Homeland (Channel 4)
Rachel Cooke is impressed by a new series with messed up morals.
The new Showtime series Homeland (Sundays, 9.30pm), for which some of us have been waiting for ages, is really rather good - by which I mean that after only one episode, I'm hooked and desperate to see part two. Is Sergeant Nicholas Brody (Damian Lewis), recently returned from eight years as a prisoner in Iraq, an all-American hero or an al-Qaeda operative? Is Carrie Mathison (Claire Danes), CIA agent extraordinaire, a delusional lunatic or the only person with the wits to have noticed that Brodie has been "turned"?
You have to admit that the set-up is a good one, guessing games being the best way to keep an audience wanting more. OK, so there are - when you think about it - some improbabilities, but this being slick, expensively made American TV, you tend not to notice them until afterwards. If the series was set in Britain, with Mathison living in a flat in Kennington and Brodie and his family stationed in, say, Plymouth, I fear I'd be somewhat less goggle-eyed.
It has its share of clichés, too. In the first episode, Brodie's wife, Jessica, was in bed, writhing ecstatically with her new lover when - dring, dring! - the telephone rang. Why do missing-in-action servicemen always ring at the very moment their wives are enjoying orgasmic sex with their husbands' close friends?
On the other hand, I enjoyed the fact that both Brodie's army superiors and the director of the CIA's counterterrorism centre, David Estes (David Harewood), were more concerned with trundling him in front of the TV cameras than with his health (as his plane from Germany was about to land, he was in the loo throwing up his guts). Believable. Neat, too, that the president was not there to greet his poster boy for the war, only the Veep. Most series would have been unable to resist bringing on the main man. Cue hands on hearts and "The Star-Spangled Banner".
The best thing about it are the two central performances. Damian Lewis is great. I still shiver at the memory of his Soames in ITV's 2002 version of The Forsyte Saga. Lewis has a confidence - possibly born of that posh school he attended - that liberates him wonderfully from the curse of acting-with-a-capital-A, and there is something rodenty about his features that enables him to look sympathetic one moment and utterly weasel-like the next.
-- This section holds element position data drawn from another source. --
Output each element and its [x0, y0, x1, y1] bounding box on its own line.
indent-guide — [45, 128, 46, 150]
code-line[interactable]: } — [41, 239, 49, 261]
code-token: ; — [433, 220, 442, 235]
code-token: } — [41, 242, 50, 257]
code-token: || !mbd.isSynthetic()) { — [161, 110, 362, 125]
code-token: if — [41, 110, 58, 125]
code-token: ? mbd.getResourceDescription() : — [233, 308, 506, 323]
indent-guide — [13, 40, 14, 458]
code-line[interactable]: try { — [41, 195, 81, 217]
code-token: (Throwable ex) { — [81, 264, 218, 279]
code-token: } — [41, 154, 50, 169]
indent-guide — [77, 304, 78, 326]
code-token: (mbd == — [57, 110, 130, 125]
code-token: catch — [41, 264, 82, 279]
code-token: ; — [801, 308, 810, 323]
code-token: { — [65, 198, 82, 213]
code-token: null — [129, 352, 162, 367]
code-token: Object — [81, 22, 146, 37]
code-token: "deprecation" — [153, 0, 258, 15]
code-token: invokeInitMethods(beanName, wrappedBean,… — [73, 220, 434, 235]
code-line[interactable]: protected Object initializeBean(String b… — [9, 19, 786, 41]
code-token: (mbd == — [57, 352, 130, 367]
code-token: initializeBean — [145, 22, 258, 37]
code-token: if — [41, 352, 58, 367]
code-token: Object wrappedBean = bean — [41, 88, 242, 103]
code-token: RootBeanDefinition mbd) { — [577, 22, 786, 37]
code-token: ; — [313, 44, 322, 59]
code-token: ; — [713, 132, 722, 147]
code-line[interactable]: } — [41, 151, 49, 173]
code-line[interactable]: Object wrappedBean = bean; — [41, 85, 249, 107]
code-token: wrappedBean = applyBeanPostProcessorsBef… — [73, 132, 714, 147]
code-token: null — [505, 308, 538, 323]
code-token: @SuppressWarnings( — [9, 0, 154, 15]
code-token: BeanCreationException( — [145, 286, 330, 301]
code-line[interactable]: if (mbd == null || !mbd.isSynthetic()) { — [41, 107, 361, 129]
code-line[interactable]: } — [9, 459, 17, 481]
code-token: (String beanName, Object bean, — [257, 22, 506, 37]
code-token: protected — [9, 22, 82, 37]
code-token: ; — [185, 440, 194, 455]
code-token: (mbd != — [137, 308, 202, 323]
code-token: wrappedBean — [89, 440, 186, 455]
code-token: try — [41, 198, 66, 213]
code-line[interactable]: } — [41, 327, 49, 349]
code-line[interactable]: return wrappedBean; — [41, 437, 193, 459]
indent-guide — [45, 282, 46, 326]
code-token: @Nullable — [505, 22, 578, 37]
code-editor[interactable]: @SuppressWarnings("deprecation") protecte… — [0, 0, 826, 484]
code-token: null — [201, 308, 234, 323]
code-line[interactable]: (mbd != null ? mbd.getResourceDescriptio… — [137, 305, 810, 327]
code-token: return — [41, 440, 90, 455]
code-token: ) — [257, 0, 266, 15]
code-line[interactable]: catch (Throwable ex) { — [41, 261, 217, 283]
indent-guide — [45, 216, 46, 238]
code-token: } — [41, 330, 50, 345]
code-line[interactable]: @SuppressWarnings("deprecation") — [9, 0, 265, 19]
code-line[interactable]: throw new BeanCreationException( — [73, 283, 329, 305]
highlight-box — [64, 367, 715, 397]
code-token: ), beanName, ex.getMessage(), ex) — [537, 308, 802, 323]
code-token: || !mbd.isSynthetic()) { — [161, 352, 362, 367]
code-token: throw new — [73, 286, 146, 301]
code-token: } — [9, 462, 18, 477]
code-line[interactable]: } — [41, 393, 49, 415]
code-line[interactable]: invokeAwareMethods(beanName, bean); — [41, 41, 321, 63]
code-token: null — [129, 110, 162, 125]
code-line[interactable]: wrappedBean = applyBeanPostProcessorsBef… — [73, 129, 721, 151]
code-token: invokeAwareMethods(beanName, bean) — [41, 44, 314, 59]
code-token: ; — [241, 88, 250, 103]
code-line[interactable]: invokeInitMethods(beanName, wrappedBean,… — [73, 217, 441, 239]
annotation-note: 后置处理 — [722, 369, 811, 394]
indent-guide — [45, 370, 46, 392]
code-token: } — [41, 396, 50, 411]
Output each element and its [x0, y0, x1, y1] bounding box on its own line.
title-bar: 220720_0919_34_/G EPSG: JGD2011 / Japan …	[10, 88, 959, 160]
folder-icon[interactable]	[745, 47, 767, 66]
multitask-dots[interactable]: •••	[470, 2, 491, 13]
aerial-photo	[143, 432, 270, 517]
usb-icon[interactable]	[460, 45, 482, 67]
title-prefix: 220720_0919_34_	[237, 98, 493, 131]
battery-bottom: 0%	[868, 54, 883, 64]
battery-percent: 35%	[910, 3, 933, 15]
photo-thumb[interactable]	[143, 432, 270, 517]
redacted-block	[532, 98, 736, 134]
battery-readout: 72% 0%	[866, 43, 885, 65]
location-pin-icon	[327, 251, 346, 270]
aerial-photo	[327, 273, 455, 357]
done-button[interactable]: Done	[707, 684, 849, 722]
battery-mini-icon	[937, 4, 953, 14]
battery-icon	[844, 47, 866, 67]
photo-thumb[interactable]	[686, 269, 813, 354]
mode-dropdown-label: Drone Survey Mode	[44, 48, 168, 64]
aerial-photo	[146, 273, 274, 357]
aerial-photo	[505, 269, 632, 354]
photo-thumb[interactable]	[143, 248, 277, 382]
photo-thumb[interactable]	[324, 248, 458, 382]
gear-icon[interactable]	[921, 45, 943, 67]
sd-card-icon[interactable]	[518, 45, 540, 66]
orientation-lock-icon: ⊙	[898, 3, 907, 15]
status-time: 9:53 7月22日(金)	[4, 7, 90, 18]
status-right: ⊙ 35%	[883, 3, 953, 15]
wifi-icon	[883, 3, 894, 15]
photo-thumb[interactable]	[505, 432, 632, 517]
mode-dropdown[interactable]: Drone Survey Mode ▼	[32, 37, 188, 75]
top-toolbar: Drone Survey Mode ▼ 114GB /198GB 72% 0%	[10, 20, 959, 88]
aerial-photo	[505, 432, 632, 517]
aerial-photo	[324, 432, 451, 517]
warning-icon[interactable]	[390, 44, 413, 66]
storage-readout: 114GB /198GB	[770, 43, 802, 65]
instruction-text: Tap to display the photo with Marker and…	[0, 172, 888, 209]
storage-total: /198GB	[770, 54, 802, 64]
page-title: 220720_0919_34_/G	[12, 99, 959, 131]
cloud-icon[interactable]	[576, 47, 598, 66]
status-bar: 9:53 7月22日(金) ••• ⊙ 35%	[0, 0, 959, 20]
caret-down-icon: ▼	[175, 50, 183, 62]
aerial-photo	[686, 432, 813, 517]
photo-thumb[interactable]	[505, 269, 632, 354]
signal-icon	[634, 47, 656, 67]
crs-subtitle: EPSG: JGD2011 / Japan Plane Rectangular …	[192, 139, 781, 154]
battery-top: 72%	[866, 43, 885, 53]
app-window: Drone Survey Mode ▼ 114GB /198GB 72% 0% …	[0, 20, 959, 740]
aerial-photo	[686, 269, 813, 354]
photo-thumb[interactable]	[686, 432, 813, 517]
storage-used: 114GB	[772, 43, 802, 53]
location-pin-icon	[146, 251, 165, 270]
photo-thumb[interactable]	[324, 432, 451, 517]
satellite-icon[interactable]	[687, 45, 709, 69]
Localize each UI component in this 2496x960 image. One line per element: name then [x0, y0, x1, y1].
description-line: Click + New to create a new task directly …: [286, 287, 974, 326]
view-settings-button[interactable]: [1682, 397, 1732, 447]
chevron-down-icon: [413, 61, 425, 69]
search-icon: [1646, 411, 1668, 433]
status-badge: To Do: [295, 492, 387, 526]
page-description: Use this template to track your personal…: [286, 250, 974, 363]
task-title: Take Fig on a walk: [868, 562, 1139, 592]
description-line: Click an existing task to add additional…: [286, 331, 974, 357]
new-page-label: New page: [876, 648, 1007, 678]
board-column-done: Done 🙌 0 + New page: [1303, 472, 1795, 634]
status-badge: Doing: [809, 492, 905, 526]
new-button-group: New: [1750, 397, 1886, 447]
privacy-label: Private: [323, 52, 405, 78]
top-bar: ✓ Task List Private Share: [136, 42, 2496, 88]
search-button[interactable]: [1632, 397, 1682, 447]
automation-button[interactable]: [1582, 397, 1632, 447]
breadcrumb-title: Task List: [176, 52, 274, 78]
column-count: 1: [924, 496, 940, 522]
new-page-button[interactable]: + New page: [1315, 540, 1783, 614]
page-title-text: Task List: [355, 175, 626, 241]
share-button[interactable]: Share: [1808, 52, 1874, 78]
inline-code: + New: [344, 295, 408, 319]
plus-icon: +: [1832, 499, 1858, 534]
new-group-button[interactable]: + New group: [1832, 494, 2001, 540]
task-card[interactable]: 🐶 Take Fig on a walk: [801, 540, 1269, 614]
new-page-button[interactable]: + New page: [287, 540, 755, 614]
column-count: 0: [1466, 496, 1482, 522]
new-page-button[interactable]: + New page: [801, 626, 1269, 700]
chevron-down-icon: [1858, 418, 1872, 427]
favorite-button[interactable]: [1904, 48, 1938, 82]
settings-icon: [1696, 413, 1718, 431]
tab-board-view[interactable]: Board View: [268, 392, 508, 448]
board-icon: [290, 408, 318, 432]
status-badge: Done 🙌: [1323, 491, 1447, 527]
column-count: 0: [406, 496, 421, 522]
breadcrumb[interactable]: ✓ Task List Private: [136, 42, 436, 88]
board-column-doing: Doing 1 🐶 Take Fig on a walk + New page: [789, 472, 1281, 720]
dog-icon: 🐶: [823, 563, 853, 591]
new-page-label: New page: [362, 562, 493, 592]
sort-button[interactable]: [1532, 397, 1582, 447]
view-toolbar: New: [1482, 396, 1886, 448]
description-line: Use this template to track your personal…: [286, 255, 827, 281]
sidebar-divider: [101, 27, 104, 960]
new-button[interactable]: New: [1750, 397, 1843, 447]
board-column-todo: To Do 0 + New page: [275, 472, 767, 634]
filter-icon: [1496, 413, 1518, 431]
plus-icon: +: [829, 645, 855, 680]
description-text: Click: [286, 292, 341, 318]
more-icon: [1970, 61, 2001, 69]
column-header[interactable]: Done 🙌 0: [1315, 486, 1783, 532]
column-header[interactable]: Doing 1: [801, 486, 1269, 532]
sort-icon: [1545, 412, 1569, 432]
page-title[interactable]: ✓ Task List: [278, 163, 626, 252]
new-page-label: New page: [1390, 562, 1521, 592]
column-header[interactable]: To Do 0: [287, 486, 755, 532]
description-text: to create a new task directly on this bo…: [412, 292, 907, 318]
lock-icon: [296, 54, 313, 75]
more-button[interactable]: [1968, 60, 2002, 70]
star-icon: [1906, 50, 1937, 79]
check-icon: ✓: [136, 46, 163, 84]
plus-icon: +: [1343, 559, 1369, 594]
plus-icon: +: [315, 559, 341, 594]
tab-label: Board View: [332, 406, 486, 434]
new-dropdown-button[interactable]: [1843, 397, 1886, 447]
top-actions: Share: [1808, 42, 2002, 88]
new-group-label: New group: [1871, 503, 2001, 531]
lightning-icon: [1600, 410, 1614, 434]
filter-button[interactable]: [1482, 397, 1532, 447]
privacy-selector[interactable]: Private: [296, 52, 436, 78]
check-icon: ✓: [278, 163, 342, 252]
Danes, meanwhile, has put her character just the right side of irritating (though, with 11 episodes to go, she could easily tip over to the other side). Mathison has a mood disorder and takes anti-psychotic drugs, though her bosses do not know it. Danes plays her just a little twitchy, just a little bug-eyed.
The writers are cleverly messing with morals when it comes to her character. She wants to defend the US from a terrorist attack but her methods are guaranteed to induce queasiness. Where is her empathy? Having installed cameras and bugs in Brodie's house - she did not have her superiors' permission to do this - she sat coolly watching as he entered both his house for the first time in eight years and, a little later, his wife. She is pretty dislikeable: a highly unusual thing for a female lead to be in an American drama. Some will inevitably liken her to the equally dogged Sarah Lund in the Danish series, The Killing.
But where Lund is still and silent, Mathison is jittery and occasionally frantic. I would not want her on my side and it will be interesting to see how this emotional distance plays out several episodes down the line. Will I be rooting for her? Or will I long to see her in an orange prison overall?
As for Brodie, let's hope that his character's plight will come to haunt Homeland addicts. The after-effects of torture aren't pretty. But if he has "turned", will this be presented as a simple, out-and-out act of treason? Or will it be more nuanced than that?
Going over to the "other side" might begin as a survival mechanism. It might also be the result of a particularly clever and heinous kind of torture. If the writers are brave, they will go the grey rather than the black-and-white route (see the very ugly 24, with whom Homeland shares its producers). Fingers crossed they don't wimp out.